A task force representing a diversity of racing groups in Virginia has reached an agreement on the industry's future over the next two years. According to the Richmond Times-Dispatch
, the agreement provides for a decrease in the number of live Thoroughbred racing dates and an increase in purses at Colonial Downs.
The proposal was submitted to the state racing commission by the Virginia Thoroughbred Association, Maryland-Virginia Racing Circuit, Maryland Jockey Club, Virginia Horsemen's Association, Maryland Thoroughbred Horsemen's Association and Colonial Downs Holding, Inc., which owns the track between Richmond and Williamsburg in New Kent County.
The 25-day 2001 meet would run from June 9 through July 14 on a Friday through Tuesday racing schedule. The average purse would be $200,000. The average this year was $131,000 for a 32-day meet.
"We are cutting the number of days to produce a better quality product," said Task Force chairman Anne Poulson said. "We need to raise our purses in order to get the horses to come."
The task force also recommended a 26-day meet in 2002, with a $200,000 daily average. In 2003, if the plan goes as diagrammed, Colonial Downs would hold two 15-day Thoroughbred meets or one 32-day meet, with $220,000 purses.

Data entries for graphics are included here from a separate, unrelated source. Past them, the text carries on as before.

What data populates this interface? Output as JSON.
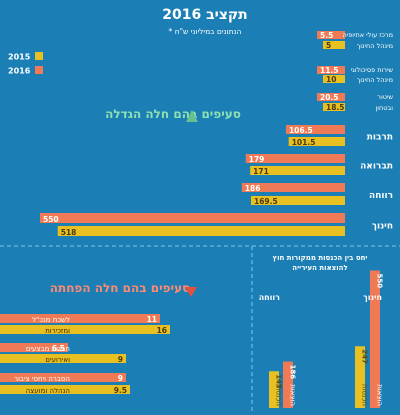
{
  "colors": {
    "background": "#1b7fb5",
    "s2015": "#e8c021",
    "s2016": "#ef7a55",
    "increase": "#64c08c",
    "decrease": "#e0503a",
    "divider": "#7fc4e6",
    "text": "#ffffff",
    "rotated_text": "#5a4a16"
  },
  "header": {
    "title": "תקציב 2016",
    "subtitle": "* הנתונים במיליוני ש\"ח"
  },
  "legend": [
    {
      "label": "2015",
      "color": "#e8c021"
    },
    {
      "label": "2016",
      "color": "#ef7a55"
    }
  ],
  "sections": {
    "increase_title": "סעיפים בהם חלה הגדלה",
    "decrease_title": "סעיפים בהם חלה הפחתה",
    "ratio_title_line1": "יחס בין הכנסות ממקורות חוץ",
    "ratio_title_line2": "להוצאות העירייה"
  },
  "chart_data": [
    {
      "type": "bar",
      "orientation": "horizontal",
      "group": "increase",
      "title": "סעיפים בהם חלה הגדלה",
      "series_names": [
        "2015",
        "2016"
      ],
      "categories": [
        {
          "label": [
            "מרכז עולי אתיופיה",
            "מינהל החינוך"
          ],
          "v2015": 5,
          "v2016": 5.5
        },
        {
          "label": [
            "שירות פסיכולוגי",
            "מינהל החינוך"
          ],
          "v2015": 10,
          "v2016": 11.5
        },
        {
          "label": [
            "שיטור",
            "ובטחון"
          ],
          "v2015": 18.5,
          "v2016": 20.5
        },
        {
          "label": [
            "תרבות"
          ],
          "v2015": 101.5,
          "v2016": 106.5
        },
        {
          "label": [
            "תברואה"
          ],
          "v2015": 171,
          "v2016": 179
        },
        {
          "label": [
            "רווחה"
          ],
          "v2015": 169.5,
          "v2016": 186
        },
        {
          "label": [
            "חינוך"
          ],
          "v2015": 518,
          "v2016": 550
        }
      ]
    },
    {
      "type": "bar",
      "orientation": "horizontal",
      "group": "decrease",
      "title": "סעיפים בהם חלה הפחתה",
      "series_names": [
        "2015",
        "2016"
      ],
      "categories": [
        {
          "label": [
            "לשכת מנכ\"ל",
            "ומזכירות"
          ],
          "v2015": 16,
          "v2016": 11
        },
        {
          "label": [
            "חגיגות מבצעים",
            "ואירועים"
          ],
          "v2015": 9,
          "v2016": 6.5
        },
        {
          "label": [
            "הסברה ויחסי ציבור",
            "הנהלה ומועצה"
          ],
          "v2015": 9.5,
          "v2016": 9
        }
      ]
    },
    {
      "type": "bar",
      "orientation": "vertical",
      "group": "ratio",
      "title": "יחס בין הכנסות ממקורות חוץ להוצאות העירייה",
      "categories": [
        {
          "label": "חינוך",
          "expense": 550,
          "external": 247,
          "expense_label": "הוצאות",
          "external_label": "הכנסות"
        },
        {
          "label": "רווחה",
          "expense": 186,
          "external": 147,
          "expense_label": "הוצאות",
          "external_label": "הכנסות"
        }
      ]
    }
  ]
}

According to the Times-Dispatch
, the earlier starting date has a downside: the Virginia purse fund -- stocked by a percentage of money bet on Colonial races -- would be well short of the $5 million required to make the daily guarantee. Poulson told the commissioners present - two of the five were absent - the task force is considering two possibilities. It can borrow approximately $3.1 million from the Maryland purse fund or secure a short-term loan by conventional means.
Next year's harness meet at Colonial Downs wasn't resolved although the track and Virginia Harness Horse Association previously settled on 15 days in October and November. The VHHA also agreed to take over promotion of the meet. Colonial Downs spent half of its $300,000 budget for harness promotion during the attendance-starved 40-day meet that ended Tuesday.